I was on my way down Huron from Fischerhallman when I thought I saw Nick on the opposite side of the road. I thought how sweet of them to send Nick out to find me… as I went to call him thinking he cross over the road to finish the lap with me….he disappeared…. yep… I imagined him there…
Down a bit further a car pulled up beside me and the passenger asked so nicely Do you want a coffee? I didnt have a clue who it was. I could see a female… couldn’t really “hear” the voice and knew the driver was looking out at me also. My thoughts were this : Sandi …you cannot accept coffee from strangers, you dont know these people, they dont know you, they’re being really nice but what are you teaching others if you accept a random person’s coffee. I waved at them and get walking…..really really slowly. It was nice of them to ask. When I got back to the van I asked who they were. No one had any idea. They hadn’t sent anyone out for a Tim’s run. So I was glad I didn’t accept the offer from those creepers!! 5 mins later Hayleigh and Brandon rounded the van …. that creeper was her 🤣 She said she knew right away I had no idea who it was and probably couldn’t see her …. not only did I seem weird but she said I was way to nice and kind sounding when I declined the offer of coffee. Oh man!! I didnt know my own kid!

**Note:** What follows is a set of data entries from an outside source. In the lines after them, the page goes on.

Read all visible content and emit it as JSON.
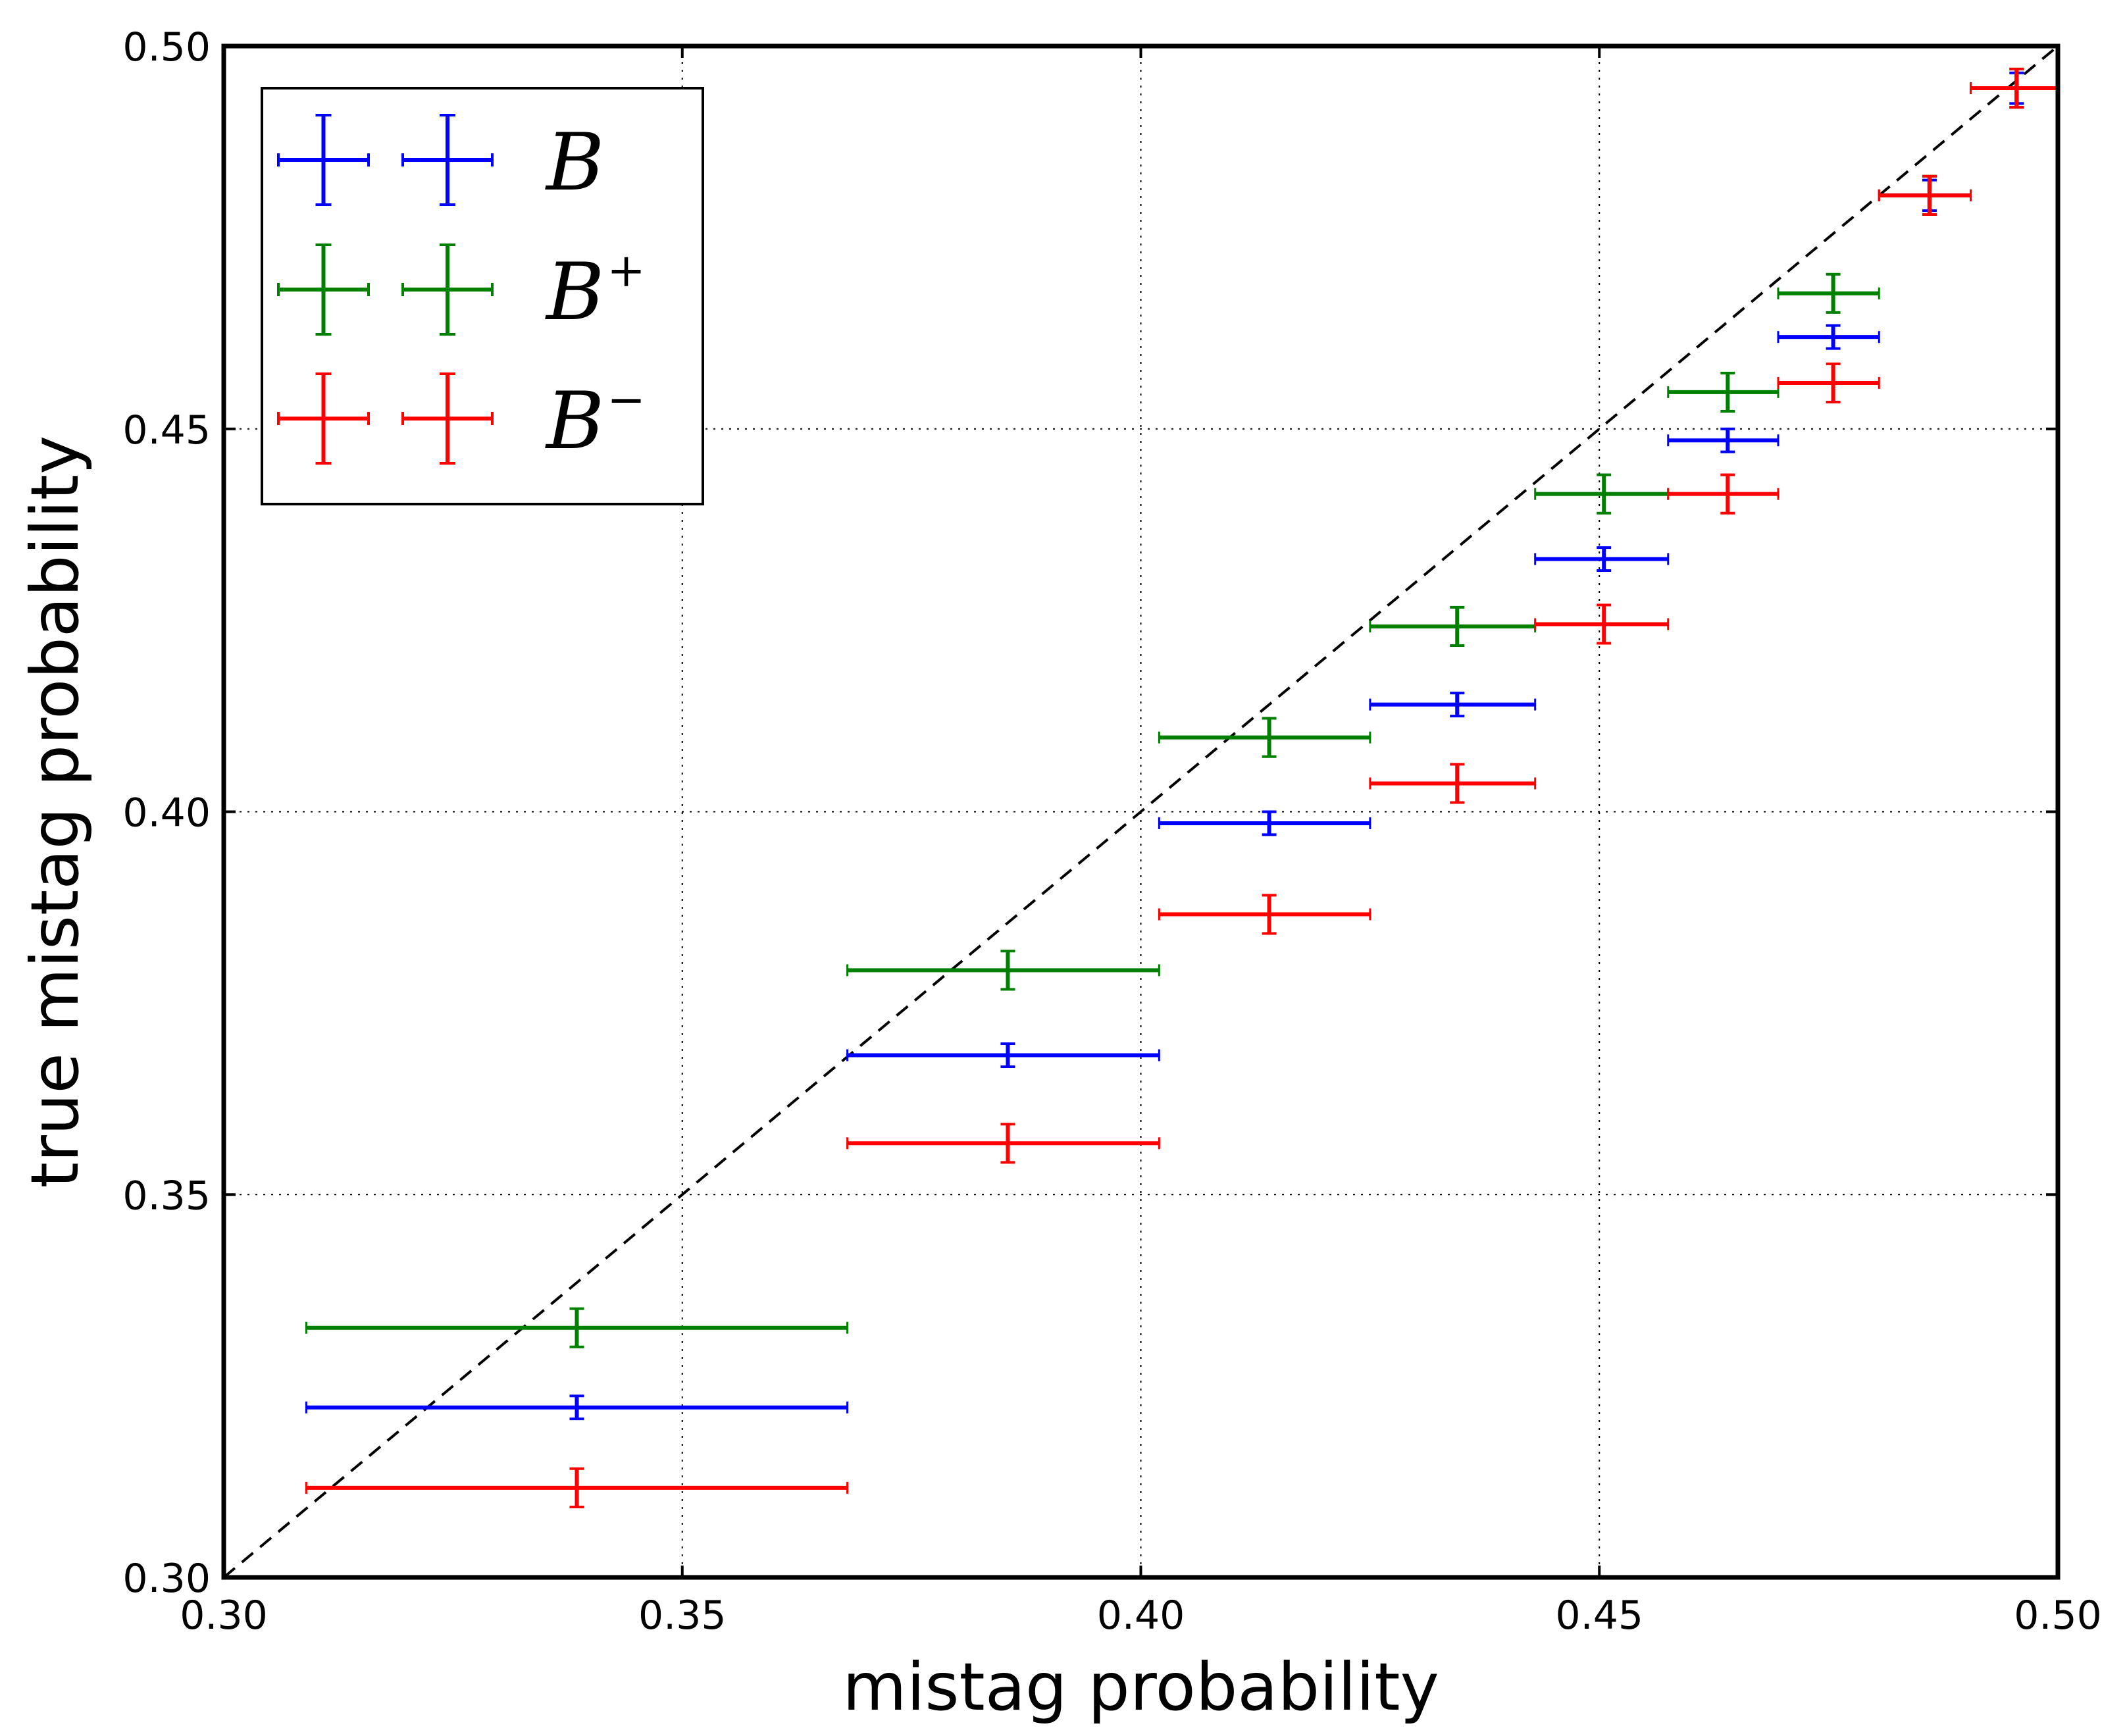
{
  "chart_data": {
    "type": "scatter",
    "xlabel": "mistag probability",
    "ylabel": "true mistag probability",
    "xlim": [
      0.3,
      0.5
    ],
    "ylim": [
      0.3,
      0.5
    ],
    "xticks": [
      "0.30",
      "0.35",
      "0.40",
      "0.45",
      "0.50"
    ],
    "yticks": [
      "0.30",
      "0.35",
      "0.40",
      "0.45",
      "0.50"
    ],
    "grid": true,
    "grid_style": "dotted",
    "diagonal_reference": {
      "from": [
        0.3,
        0.3
      ],
      "to": [
        0.5,
        0.5
      ],
      "style": "dashed",
      "color": "#000000"
    },
    "legend_position": "top-left",
    "bins": [
      [
        0.309,
        0.368
      ],
      [
        0.368,
        0.402
      ],
      [
        0.402,
        0.425
      ],
      [
        0.425,
        0.443
      ],
      [
        0.443,
        0.4575
      ],
      [
        0.4575,
        0.4695
      ],
      [
        0.4695,
        0.4805
      ],
      [
        0.4805,
        0.4905
      ],
      [
        0.4905,
        0.5
      ]
    ],
    "series": [
      {
        "name": "B",
        "color": "#0000ff",
        "points": [
          {
            "x": 0.3385,
            "xerr": [
              0.309,
              0.368
            ],
            "y": 0.3222,
            "yerr": 0.0015
          },
          {
            "x": 0.3855,
            "xerr": [
              0.368,
              0.402
            ],
            "y": 0.3682,
            "yerr": 0.0015
          },
          {
            "x": 0.414,
            "xerr": [
              0.402,
              0.425
            ],
            "y": 0.3985,
            "yerr": 0.0015
          },
          {
            "x": 0.4345,
            "xerr": [
              0.425,
              0.443
            ],
            "y": 0.414,
            "yerr": 0.0015
          },
          {
            "x": 0.4505,
            "xerr": [
              0.443,
              0.4575
            ],
            "y": 0.433,
            "yerr": 0.0015
          },
          {
            "x": 0.464,
            "xerr": [
              0.4575,
              0.4695
            ],
            "y": 0.4485,
            "yerr": 0.0015
          },
          {
            "x": 0.4755,
            "xerr": [
              0.4695,
              0.4805
            ],
            "y": 0.462,
            "yerr": 0.0015
          },
          {
            "x": 0.486,
            "xerr": [
              0.4805,
              0.4905
            ],
            "y": 0.4805,
            "yerr": 0.002
          },
          {
            "x": 0.4955,
            "xerr": [
              0.4905,
              0.5
            ],
            "y": 0.4945,
            "yerr": 0.002
          }
        ]
      },
      {
        "name": "B+",
        "color": "#008000",
        "points": [
          {
            "x": 0.3385,
            "xerr": [
              0.309,
              0.368
            ],
            "y": 0.3326,
            "yerr": 0.0025
          },
          {
            "x": 0.3855,
            "xerr": [
              0.368,
              0.402
            ],
            "y": 0.3793,
            "yerr": 0.0025
          },
          {
            "x": 0.414,
            "xerr": [
              0.402,
              0.425
            ],
            "y": 0.4097,
            "yerr": 0.0025
          },
          {
            "x": 0.4345,
            "xerr": [
              0.425,
              0.443
            ],
            "y": 0.4242,
            "yerr": 0.0025
          },
          {
            "x": 0.4505,
            "xerr": [
              0.443,
              0.4575
            ],
            "y": 0.4415,
            "yerr": 0.0025
          },
          {
            "x": 0.464,
            "xerr": [
              0.4575,
              0.4695
            ],
            "y": 0.4548,
            "yerr": 0.0025
          },
          {
            "x": 0.4755,
            "xerr": [
              0.4695,
              0.4805
            ],
            "y": 0.4677,
            "yerr": 0.0025
          },
          {
            "x": 0.486,
            "xerr": [
              0.4805,
              0.4905
            ],
            "y": 0.4805,
            "yerr": 0.0025
          },
          {
            "x": 0.4955,
            "xerr": [
              0.4905,
              0.5
            ],
            "y": 0.4945,
            "yerr": 0.0025
          }
        ]
      },
      {
        "name": "B-",
        "color": "#ff0000",
        "points": [
          {
            "x": 0.3385,
            "xerr": [
              0.309,
              0.368
            ],
            "y": 0.3117,
            "yerr": 0.0025
          },
          {
            "x": 0.3855,
            "xerr": [
              0.368,
              0.402
            ],
            "y": 0.3567,
            "yerr": 0.0025
          },
          {
            "x": 0.414,
            "xerr": [
              0.402,
              0.425
            ],
            "y": 0.3866,
            "yerr": 0.0025
          },
          {
            "x": 0.4345,
            "xerr": [
              0.425,
              0.443
            ],
            "y": 0.4037,
            "yerr": 0.0025
          },
          {
            "x": 0.4505,
            "xerr": [
              0.443,
              0.4575
            ],
            "y": 0.4245,
            "yerr": 0.0025
          },
          {
            "x": 0.464,
            "xerr": [
              0.4575,
              0.4695
            ],
            "y": 0.4415,
            "yerr": 0.0025
          },
          {
            "x": 0.4755,
            "xerr": [
              0.4695,
              0.4805
            ],
            "y": 0.456,
            "yerr": 0.0025
          },
          {
            "x": 0.486,
            "xerr": [
              0.4805,
              0.4905
            ],
            "y": 0.4805,
            "yerr": 0.0025
          },
          {
            "x": 0.4955,
            "xerr": [
              0.4905,
              0.5
            ],
            "y": 0.4945,
            "yerr": 0.0025
          }
        ]
      }
    ],
    "legend": [
      {
        "label_base": "B",
        "label_sup": "",
        "color": "#0000ff"
      },
      {
        "label_base": "B",
        "label_sup": "+",
        "color": "#008000"
      },
      {
        "label_base": "B",
        "label_sup": "−",
        "color": "#ff0000"
      }
    ]
  }
}
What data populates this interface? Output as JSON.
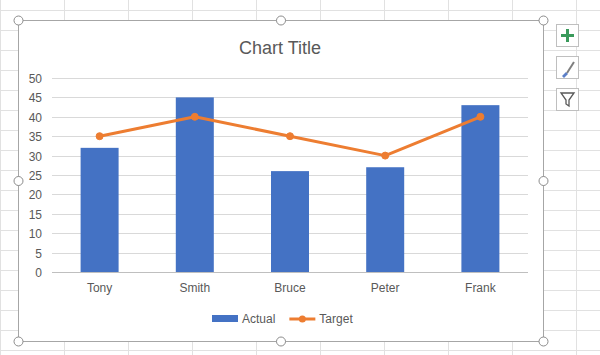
{
  "chart_data": {
    "type": "bar",
    "title": "Chart Title",
    "categories": [
      "Tony",
      "Smith",
      "Bruce",
      "Peter",
      "Frank"
    ],
    "series": [
      {
        "name": "Actual",
        "type": "bar",
        "color": "#4472c4",
        "values": [
          32,
          45,
          26,
          27,
          43
        ]
      },
      {
        "name": "Target",
        "type": "line",
        "color": "#ed7d31",
        "marker": "circle",
        "values": [
          35,
          40,
          35,
          30,
          40
        ]
      }
    ],
    "ylim": [
      0,
      50
    ],
    "yticks": [
      0,
      5,
      10,
      15,
      20,
      25,
      30,
      35,
      40,
      45,
      50
    ],
    "grid": true,
    "legend": "bottom"
  }
}
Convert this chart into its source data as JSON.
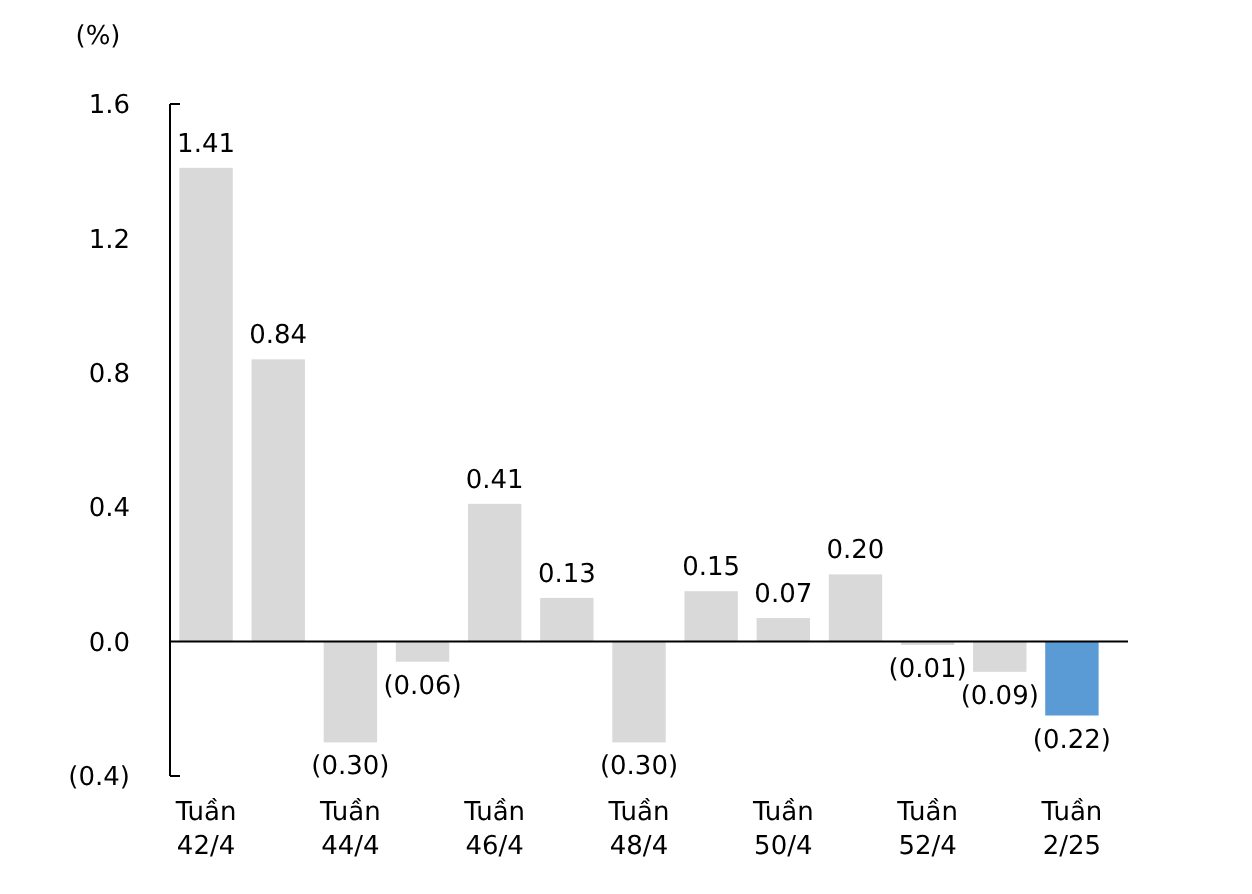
{
  "chart_data": {
    "type": "bar",
    "ylabel": "(%)",
    "categories": [
      "Tuần 42/4",
      null,
      "Tuần 44/4",
      null,
      "Tuần 46/4",
      null,
      "Tuần 48/4",
      null,
      "Tuần 50/4",
      null,
      "Tuần 52/4",
      null,
      "Tuần 2/25"
    ],
    "values": [
      1.41,
      0.84,
      -0.3,
      -0.06,
      0.41,
      0.13,
      -0.3,
      0.15,
      0.07,
      0.2,
      -0.01,
      -0.09,
      -0.22
    ],
    "colors": [
      "#d9d9d9",
      "#d9d9d9",
      "#d9d9d9",
      "#d9d9d9",
      "#d9d9d9",
      "#d9d9d9",
      "#d9d9d9",
      "#d9d9d9",
      "#d9d9d9",
      "#d9d9d9",
      "#d9d9d9",
      "#d9d9d9",
      "#5b9bd5"
    ],
    "value_labels": [
      "1.41",
      "0.84",
      "(0.30)",
      "(0.06)",
      "0.41",
      "0.13",
      "(0.30)",
      "0.15",
      "0.07",
      "0.20",
      "(0.01)",
      "(0.09)",
      "(0.22)"
    ],
    "ylim": [
      -0.4,
      1.6
    ],
    "yticks": [
      {
        "value": -0.4,
        "label": "(0.4)"
      },
      {
        "value": 0,
        "label": "0.0"
      },
      {
        "value": 0.4,
        "label": "0.4"
      },
      {
        "value": 0.8,
        "label": "0.8"
      },
      {
        "value": 1.2,
        "label": "1.2"
      },
      {
        "value": 1.6,
        "label": "1.6"
      }
    ]
  }
}
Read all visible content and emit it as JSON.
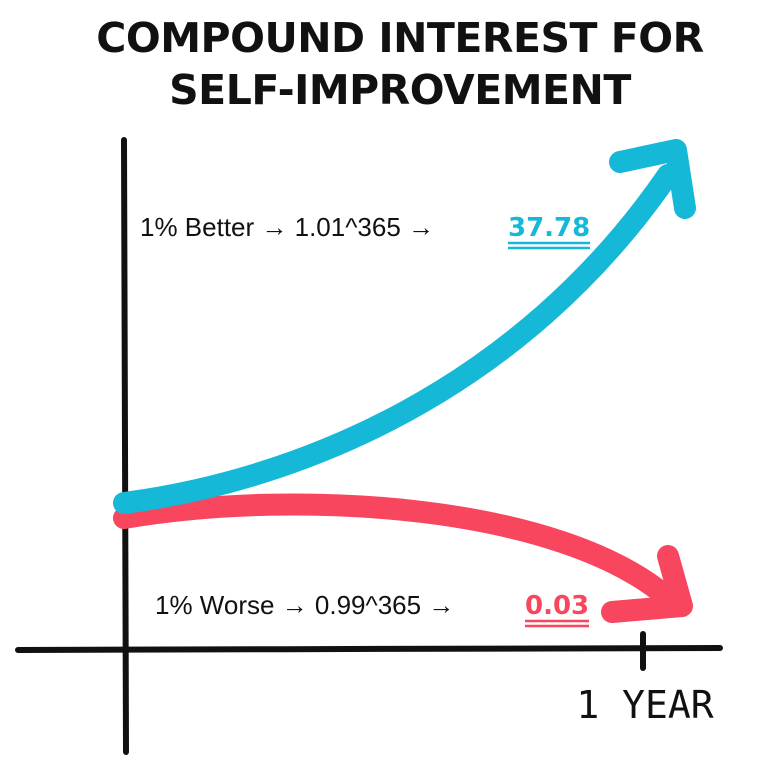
{
  "title": {
    "line1": "COMPOUND INTEREST FOR",
    "line2": "SELF-IMPROVEMENT"
  },
  "colors": {
    "better": "#16b8d8",
    "worse": "#f8465f",
    "axis": "#111111",
    "text": "#111111"
  },
  "chart_data": {
    "type": "line",
    "xlabel": "",
    "ylabel": "",
    "x_ticks": [
      {
        "x": 365,
        "label": "1 YEAR"
      }
    ],
    "grid": false,
    "series": [
      {
        "key": "better",
        "formula_text": "1% Better → 1.01^365 →",
        "result": "37.78",
        "daily_factor": 1.01,
        "days": 365,
        "final_value": 37.78
      },
      {
        "key": "worse",
        "formula_text": "1% Worse → 0.99^365 →",
        "result": "0.03",
        "daily_factor": 0.99,
        "days": 365,
        "final_value": 0.03
      }
    ]
  }
}
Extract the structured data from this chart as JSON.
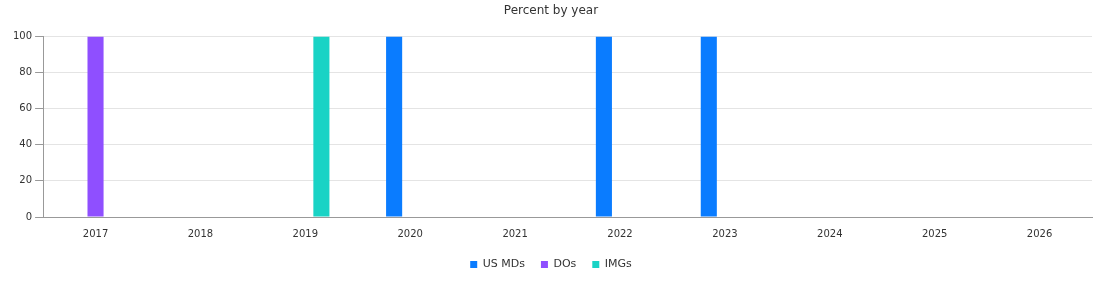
{
  "chart_data": {
    "type": "bar",
    "title": "Percent by year",
    "categories": [
      "2017",
      "2018",
      "2019",
      "2020",
      "2021",
      "2022",
      "2023",
      "2024",
      "2025",
      "2026"
    ],
    "series": [
      {
        "name": "US MDs",
        "color": "#0a7cff",
        "values": [
          0,
          0,
          0,
          100,
          0,
          100,
          100,
          0,
          0,
          0
        ]
      },
      {
        "name": "DOs",
        "color": "#8f4fff",
        "values": [
          100,
          0,
          0,
          0,
          0,
          0,
          0,
          0,
          0,
          0
        ]
      },
      {
        "name": "IMGs",
        "color": "#19d3c5",
        "values": [
          0,
          0,
          100,
          0,
          0,
          0,
          0,
          0,
          0,
          0
        ]
      }
    ],
    "ylim": [
      0,
      100
    ],
    "yticks": [
      0,
      20,
      40,
      60,
      80,
      100
    ],
    "grid": "y",
    "legend": "bottom"
  }
}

Everyone reassured me it was quite normal for these types of hallucinations. To see things and to not recognize people. So I’m not actually crazy… just kinda..
It was cold. It was dark. It was hilly. It was hard. It was fun. It was a challenge. It was lonely. It was full of people. It was worth it. It was more than I could do. It was long. It was empowering. It was deflating. It was an eye opener. It was a success.
The thank yous are never ending: Rich, Rachael, Derek, Jen. Chris, Gary, Trish, Rhonda, Juli, Adrienne Dusan, Nick, Lisa, Jermey, Rasha, Will, Tony, Maria, Stefanie, Carol, Steve, Brenda ( the 3 other ladies that came with Brenda who I walked with talked to and have no idea who you are…ugh), Jordan, Mike. Kate. Shannon.
Rebeka, Barbara, Kelly, Karin, Peter. Rebecca.
Tim, Jaykob, Hayleigh and Brandon.
We’ve raised more than our goal and the donations are coming in even 2 days after the event. We’ve managed 150 %
The event was a success….however I had some harsh negative self talk. I feel like I let down those that donated, Rich, the 24 hour participants, and myself. I didnt do the full 24 hours. I managed 18.5 hours. I quit…. I got in 81 kilometers because I walked around the parking lot once my body refused to acknowledge the hills as a possibility.
I am sorry that I didnt do the full 24 hours. I’m disappointed in myself actually and I thought you all might be as well….
When I expressed this most people said it wasnt possible that anyone felt how I thought they would…
Yeah….they raise you up when you feel low. When you think you aren’t enough… when you dont feel like you’ve done your part. When you start to sink into a familiar and not good darkness…they are there to pull you out. They are Rarebits…
Rest…. it’s time to rest and let my body take a break… 2019 will be a whole new set of different goals.